Manifestantes fazem vaquinha e conseguem liberar morador de rua detido

Homem foi levado durante protesto contra o aumento das passagens no Rio e vai responder por formação de quadrilha

Por bianca.lobianco

Rio - Um morador de rua detido durante o confronto entre policiais e manifestantes em frente à Assembleia Legislativa do Rio de Janeiro (Alerj), na segunda-feira, foi liberado após o pagamento da fiança de R$ 700. Os advogados que se voluntariaram a defender os detidos organizaram uma "vaquinha" e até pediram dinheiro a pessoas que passavam na rua para completar o valor.

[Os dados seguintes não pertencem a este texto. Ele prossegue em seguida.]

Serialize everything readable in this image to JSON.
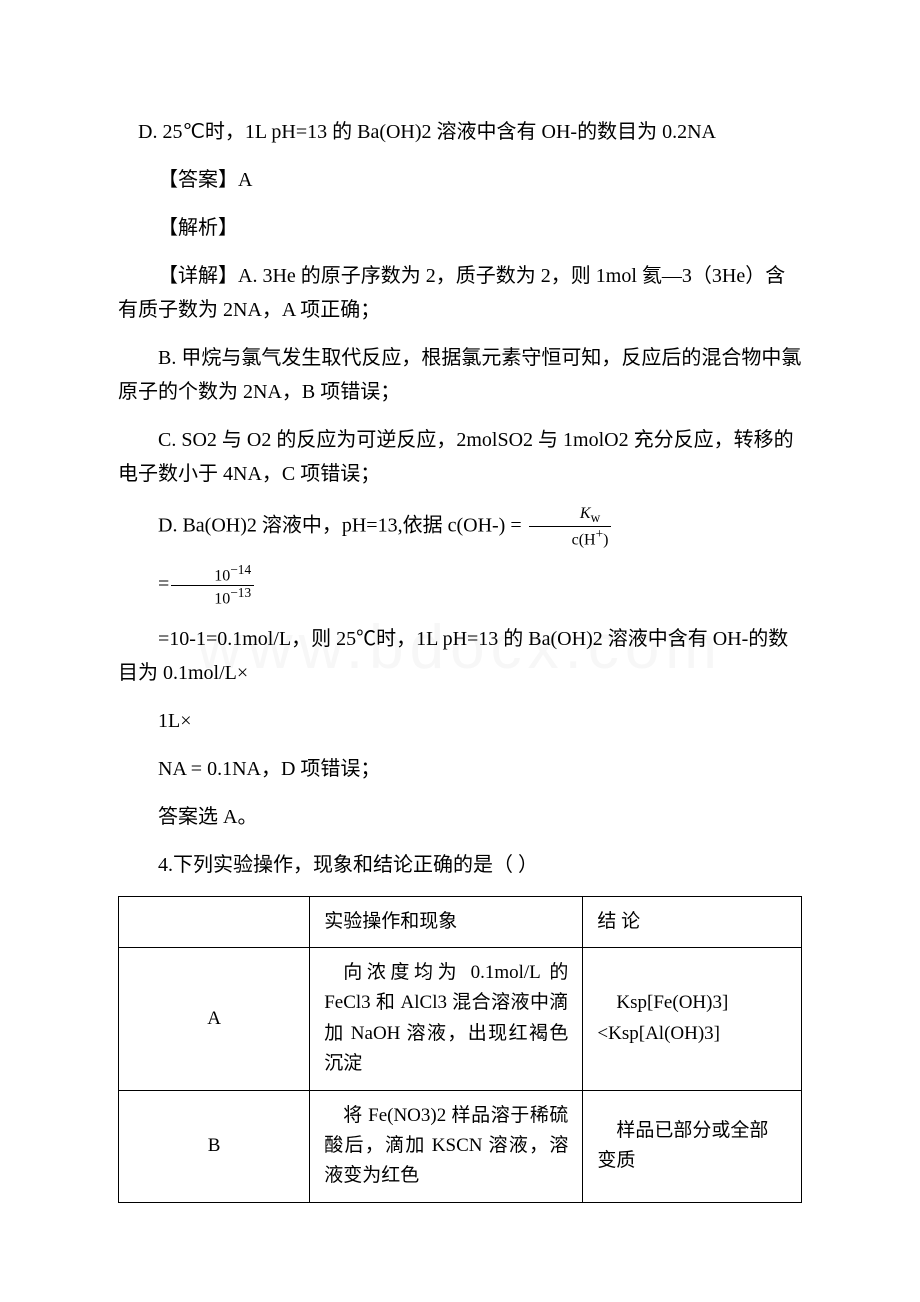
{
  "watermark": "www.bdocx.com",
  "p1": "D. 25℃时，1L pH=13 的 Ba(OH)2 溶液中含有 OH-的数目为 0.2NA",
  "p2": "【答案】A",
  "p3": "【解析】",
  "p4": "【详解】A. 3He 的原子序数为 2，质子数为 2，则 1mol 氦—3（3He）含有质子数为 2NA，A 项正确；",
  "p5": "B. 甲烷与氯气发生取代反应，根据氯元素守恒可知，反应后的混合物中氯原子的个数为 2NA，B 项错误；",
  "p6": "C. SO2 与 O2 的反应为可逆反应，2molSO2 与 1molO2 充分反应，转移的电子数小于 4NA，C 项错误；",
  "p7a": "D. Ba(OH)2 溶液中，pH=13,依据 c(OH-) = ",
  "frac1": {
    "num": "K",
    "num_sub": "w",
    "den_pre": "c(H",
    "den_sup": "+",
    "den_post": ")"
  },
  "eq_prefix": "=",
  "frac2": {
    "num_base": "10",
    "num_exp": "−14",
    "den_base": "10",
    "den_exp": "−13"
  },
  "p8": "=10-1=0.1mol/L，则 25℃时，1L pH=13 的 Ba(OH)2 溶液中含有 OH-的数目为 0.1mol/L×",
  "p9": "1L×",
  "p10": "NA = 0.1NA，D 项错误；",
  "p11": "答案选 A。",
  "p12": "4.下列实验操作，现象和结论正确的是（ ）",
  "table": {
    "header": {
      "c1": "",
      "c2": "实验操作和现象",
      "c3": "结 论"
    },
    "rows": [
      {
        "c1": "A",
        "c2": "向浓度均为 0.1mol/L 的 FeCl3 和 AlCl3 混合溶液中滴加 NaOH 溶液，出现红褐色沉淀",
        "c3": "Ksp[Fe(OH)3]<Ksp[Al(OH)3]"
      },
      {
        "c1": "B",
        "c2": "将 Fe(NO3)2 样品溶于稀硫酸后，滴加 KSCN 溶液，溶液变为红色",
        "c3": "样品已部分或全部变质"
      }
    ]
  },
  "colors": {
    "text": "#000000",
    "bg": "#ffffff",
    "border": "#000000",
    "watermark": "#f7f7f7"
  }
}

"Eu estava saindo de onde eu moro, na Praça XV, e vi a polícia botando o pessoal para correr, e eu me assustei também. Quando eles me viram correndo, deram um tiro, eu me abaixei. Aí eles me algemaram e me trouxeram para cá", disse Nilton dos Santos, 23 anos, que vai responder por formação de quadrilha.

O delegado adjunto da 5ª Delegacia de Polícia, Antonio Ferreira Bonfim Filho, disse que os presos foram flagrados cometendo crimes. Ainda segundo ele, apesar de responderem pelo que foram autuados, a investigação pode desqualificar as acusações em um segundo momento.

Para o advogado Rodrigo Montego, da Comissão de Direitos Humanos da Ordem dos Advogados do Brasil no Rio de Janeiro (OAB-RJ), as prisões foram feitas de forma arbitrária. "Ele [Nilton dos Santos] mostra isso, um morador de rua que não conhece ninguém e não tem relação com nenhum dos universitários que foram presos". Ainda segundo Montego, nenhum dos universitários se conhecia. Após o confronto, eles foram detidos em pontos diferentes da cidade, inclusive em pontos de ônibus e fazendo registros dos danos.

Por meio de nota atualizada na manhã de hoje, a PM do Rio se limitou a informar que cinco policiais foram feridos nos ataques à Assembleia Legislativa.

A passeata realizada, na tarde de segunda-feira, no Rio reuniu mais de 100 mil manifestantes, segundo a PM, que atravessaram, de forma pacífica, a Avenida Rio Branco, da Candelária à Cinelândia. Parte deles se dirigiu à Alerj e um grupo de menos de 100 pessoas queimou carros, causou danos a estabelecimentos comerciais vizinhos e pichou o Paço Imperial. O prédio da Assembleia Legislativa foi o mais depredado.